A robot doesn't have this issue. Because a robot can natively speak data, it can communicate with two disparate systems and look for correlations, even without any formal integration work. In the most extreme cases it can even pretend to be a human with a screen, keyboard and mouse, if there's no other way to access an ageing system. A robot could operate across three systems simultaneously, in real time. It could test hypotheses across disparate systems, and perhaps even start to come up with its own.

Can robots care?

The third potential application for robotics is perhaps the most controversial: in an adult social care setting. The idea of this, imported from Japan with its impending demographic crisis, horrifies many. Surely robots can't care? They can't show empathy?

My argument is that perhaps they don't have to. I've been observing my children's interactions with robots for the last few years, from home built things that waddle around and make rude noises, to Amazon's Alexa and most recently, Cozmo. What's clear is that each of these devices has quite a rounded personality and a very rich appeal. But that's not a factor of the technology, however clever or otherwise it might be: it is projected onto these devices by my children.

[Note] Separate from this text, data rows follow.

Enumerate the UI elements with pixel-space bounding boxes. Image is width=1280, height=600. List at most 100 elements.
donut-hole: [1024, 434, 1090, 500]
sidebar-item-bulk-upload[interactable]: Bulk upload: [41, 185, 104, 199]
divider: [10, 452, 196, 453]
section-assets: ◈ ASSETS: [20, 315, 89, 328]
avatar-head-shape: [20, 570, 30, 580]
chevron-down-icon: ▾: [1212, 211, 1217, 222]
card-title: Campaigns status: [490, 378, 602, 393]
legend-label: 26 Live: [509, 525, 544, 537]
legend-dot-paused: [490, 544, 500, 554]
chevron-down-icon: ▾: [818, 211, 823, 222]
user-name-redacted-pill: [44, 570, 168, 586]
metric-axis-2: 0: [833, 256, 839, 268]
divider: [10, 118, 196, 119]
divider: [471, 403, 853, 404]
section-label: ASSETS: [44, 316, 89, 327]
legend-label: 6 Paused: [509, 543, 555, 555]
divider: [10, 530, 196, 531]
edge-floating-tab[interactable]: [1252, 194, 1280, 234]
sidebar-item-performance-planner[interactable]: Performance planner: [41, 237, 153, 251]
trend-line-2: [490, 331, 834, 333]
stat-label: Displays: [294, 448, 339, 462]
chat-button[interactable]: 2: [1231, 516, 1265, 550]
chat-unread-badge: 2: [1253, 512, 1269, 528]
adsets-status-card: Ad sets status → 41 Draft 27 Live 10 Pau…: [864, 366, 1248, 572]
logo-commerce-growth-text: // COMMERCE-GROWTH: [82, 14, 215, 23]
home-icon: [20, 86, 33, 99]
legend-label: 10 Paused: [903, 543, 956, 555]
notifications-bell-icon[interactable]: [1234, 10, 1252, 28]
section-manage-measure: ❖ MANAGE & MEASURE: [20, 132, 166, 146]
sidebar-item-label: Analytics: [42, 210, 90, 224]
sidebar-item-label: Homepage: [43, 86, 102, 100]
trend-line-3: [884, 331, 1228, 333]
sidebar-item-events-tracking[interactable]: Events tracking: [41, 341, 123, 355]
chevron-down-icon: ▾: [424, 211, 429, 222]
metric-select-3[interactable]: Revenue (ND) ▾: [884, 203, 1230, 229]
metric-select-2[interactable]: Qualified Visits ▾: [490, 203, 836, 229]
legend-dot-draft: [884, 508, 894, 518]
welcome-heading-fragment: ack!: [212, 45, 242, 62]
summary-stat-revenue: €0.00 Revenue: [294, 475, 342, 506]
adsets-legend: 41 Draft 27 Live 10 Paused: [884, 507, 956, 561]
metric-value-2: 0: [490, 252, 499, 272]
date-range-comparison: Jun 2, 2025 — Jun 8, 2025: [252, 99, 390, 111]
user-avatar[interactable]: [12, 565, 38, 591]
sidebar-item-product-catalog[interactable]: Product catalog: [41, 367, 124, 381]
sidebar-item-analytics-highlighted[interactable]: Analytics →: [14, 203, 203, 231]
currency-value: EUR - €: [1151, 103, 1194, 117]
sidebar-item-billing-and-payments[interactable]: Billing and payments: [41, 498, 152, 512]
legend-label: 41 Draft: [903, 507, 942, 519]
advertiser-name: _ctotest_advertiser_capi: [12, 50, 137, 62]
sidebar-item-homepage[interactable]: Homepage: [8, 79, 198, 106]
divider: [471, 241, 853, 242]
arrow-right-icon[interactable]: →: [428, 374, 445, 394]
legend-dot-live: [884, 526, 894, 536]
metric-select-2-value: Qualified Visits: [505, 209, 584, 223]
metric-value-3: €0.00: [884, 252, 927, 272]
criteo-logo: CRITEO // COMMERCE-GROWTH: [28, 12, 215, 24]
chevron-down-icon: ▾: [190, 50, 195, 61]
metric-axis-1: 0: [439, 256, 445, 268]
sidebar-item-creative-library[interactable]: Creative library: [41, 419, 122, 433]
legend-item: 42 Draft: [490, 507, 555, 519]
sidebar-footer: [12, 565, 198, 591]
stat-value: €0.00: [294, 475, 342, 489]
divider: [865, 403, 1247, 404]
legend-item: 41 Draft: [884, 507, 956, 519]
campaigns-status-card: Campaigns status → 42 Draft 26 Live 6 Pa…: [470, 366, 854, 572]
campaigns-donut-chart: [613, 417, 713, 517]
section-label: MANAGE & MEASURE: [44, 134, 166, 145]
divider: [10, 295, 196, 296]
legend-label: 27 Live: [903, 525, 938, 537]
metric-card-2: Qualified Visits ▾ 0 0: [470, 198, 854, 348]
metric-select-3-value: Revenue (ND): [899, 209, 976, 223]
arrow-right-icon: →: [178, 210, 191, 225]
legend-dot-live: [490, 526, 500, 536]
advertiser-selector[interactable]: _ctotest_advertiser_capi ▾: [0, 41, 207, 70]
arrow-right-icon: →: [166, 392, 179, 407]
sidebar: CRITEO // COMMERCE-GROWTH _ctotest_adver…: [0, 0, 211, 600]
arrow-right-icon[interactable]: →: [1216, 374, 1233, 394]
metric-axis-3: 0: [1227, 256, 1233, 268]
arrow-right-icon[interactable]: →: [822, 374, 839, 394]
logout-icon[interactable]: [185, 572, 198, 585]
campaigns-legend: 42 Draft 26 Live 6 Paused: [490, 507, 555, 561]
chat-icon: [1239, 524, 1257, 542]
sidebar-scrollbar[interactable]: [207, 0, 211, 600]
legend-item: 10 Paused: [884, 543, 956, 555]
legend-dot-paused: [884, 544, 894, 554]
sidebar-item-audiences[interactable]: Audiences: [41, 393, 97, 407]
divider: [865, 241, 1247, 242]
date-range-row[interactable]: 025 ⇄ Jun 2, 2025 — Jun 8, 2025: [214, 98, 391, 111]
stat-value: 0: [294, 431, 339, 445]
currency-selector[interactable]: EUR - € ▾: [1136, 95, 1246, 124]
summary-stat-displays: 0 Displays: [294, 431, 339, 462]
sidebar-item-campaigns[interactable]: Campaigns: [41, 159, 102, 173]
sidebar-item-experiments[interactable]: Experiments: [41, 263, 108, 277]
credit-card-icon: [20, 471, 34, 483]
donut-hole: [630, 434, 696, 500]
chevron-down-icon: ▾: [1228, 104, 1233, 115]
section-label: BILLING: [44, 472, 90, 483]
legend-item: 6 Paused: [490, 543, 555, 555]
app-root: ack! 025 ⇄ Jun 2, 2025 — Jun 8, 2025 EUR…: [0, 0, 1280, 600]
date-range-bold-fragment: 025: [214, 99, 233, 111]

The number of marriage proposals received by Alexa, around half a million when I last spoke to someone from Amazon about it, suggests that adults also anthropomorphise even faceless machines. Combine our imaginations with the capability to track our health with ruthless efficiency, and you potentially have an incredible tool for preventative medicine and light-touch remote care.

Awake to this possibility, Aylesbury Vale council has already created its own 'skill' for the Alexa platform.

More opportunity than threat

None of these things is a direct replacement for a human being. But we can also no longer afford to look at them as a poor compromise. Even if there were to be some radical political reversal in the near future, something that looks increasingly likely with every government own goal, we shouldn't abandon the opportunity that robots present. The opportunity to do things better than we alone ever could.